July 4, 2025 – Independence Day

Image of Cruesbreck House With All 50 State Flags Flying

Independence Day is my favorite holiday of the year. Usually, it’s a time where our nation comes together and celebrates the breakaway from a tyrannical power and the founding of our nation. Like many people across the nation, I have highly mixed feelings about the holiday this year. Our government is acting, in many ways, like the tyrannical power we chose to separate from 249 years ago.

The founders of the nation listed 27 specific grievances in our Declaration of Independence, including some which ring pretty close to home today. The second paragraph of the document begins with the sentence, “We hold these truths to be self-evident, that all men are created equal, that they are endowed by their Creator with certain unalienable Rights, that among these are Life, Liberty and the pursuit of Happiness.”

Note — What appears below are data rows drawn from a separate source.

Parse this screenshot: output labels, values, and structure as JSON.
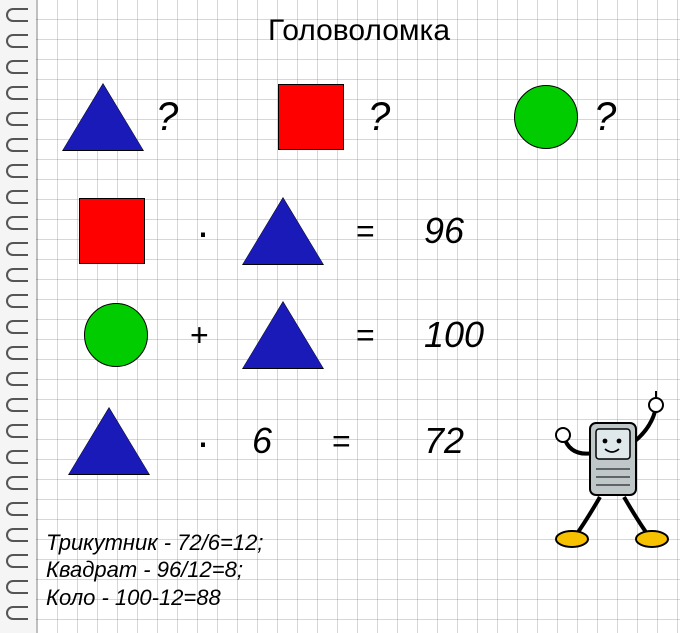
{
  "title": "Головоломка",
  "colors": {
    "triangle": "#1a1ab8",
    "square": "#ff0000",
    "circle": "#00cc00",
    "grid": "#9bb0d8",
    "background": "#ffffff",
    "text": "#000000"
  },
  "shapes": {
    "triangle": {
      "base": 80,
      "height": 66,
      "stroke": "#000",
      "stroke_width": 1
    },
    "square": {
      "size": 66,
      "stroke": "#000",
      "stroke_width": 1
    },
    "circle": {
      "size": 64,
      "stroke": "#000",
      "stroke_width": 1
    }
  },
  "header_row": {
    "q1": "?",
    "q2": "?",
    "q3": "?"
  },
  "equations": [
    {
      "left_shape": "square",
      "op": "·",
      "right": {
        "shape": "triangle"
      },
      "eq": "=",
      "result": "96"
    },
    {
      "left_shape": "circle",
      "op": "+",
      "right": {
        "shape": "triangle"
      },
      "eq": "=",
      "result": "100"
    },
    {
      "left_shape": "triangle",
      "op": "·",
      "right": {
        "text": "6"
      },
      "eq": "=",
      "result": "72"
    }
  ],
  "answers": [
    "Трикутник - 72/6=12;",
    "Квадрат - 96/12=8;",
    "Коло - 100-12=88"
  ]
}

Eleven years later, the states came together to write a constitution for our your nation. The preamble to that document reads, “We the People of the United States, in Order to form a more perfect Union, establish Justice, insure domestic Tranquility, provide for the common defence, promote the general Welfare, and secure the Blessings of Liberty to ourselves and our Posterity, do ordain and establish this Constitution for the United States of America.”

110 years after the founding of our nation, the Statue of Liberty was erected in New York City. Poet Emma Lazarus was commissioned to write a poem to help fundraise for the statue. At the time she was involved in work to aid refugees who were fleeing anti semitic persecution in eastern Europe and saw the horrific conditions they were forced to live in. Her poem, called The New Colossus, contained the phrase, “Give me your tired, your poor, Your huddled masses yearning to breathe free, The wretched refuse of your teeming shore.
Send these, the homeless, tempest-tost to me, I lift my lamp beside the golden door!”
which has become synonymous with the United States and the Statue of Liberty in particular, over the ensuing century.

These three statements of the core of our nation’s values are still true today. All people are endowed with the rights stated in the Declaration of Independence, many Americans are striving to create the more perfect union described in the preamble to the Constitution, and many Americans want to welcome the oppressed, hungry, and downtrodden to our shores. There is also a large contingent in the country who is actively seeking to destroy these values.

Today, I fly the flags of all fifty states at my home. I do so because our nation is a union of many people. The flags of the fifty states represent the culture and individuality of their community. Some have roots in heraldry, some have native themes going back thousands of years. Some are simple designs and some are vastly complicated. Vexillologically speaking, some are designed well, and some are not. Some have designs which go back centuries and some are less than a decade old.

These flags are a picture of our nation, imperfect and striving to form that more perfect union mentioned in the preamble. Look at the reverse of the Seal of the United States on the left side of the one dollar bill. Notice that the pyramid is unfinished. There is still work to do and only we can do it!

Image of Cruesbreck House With All 50 State Flags Flying
Cruesbreck House With All 50 State Flags Flying

The current flag of the United States and the first flag of the United States (Betsy Ross) are flying on the flag poles. The US flag was flown over the United States Capitol on May 14, 2000. The Betsy Ross flag belonged to John Alvis, the father of my flagpoles.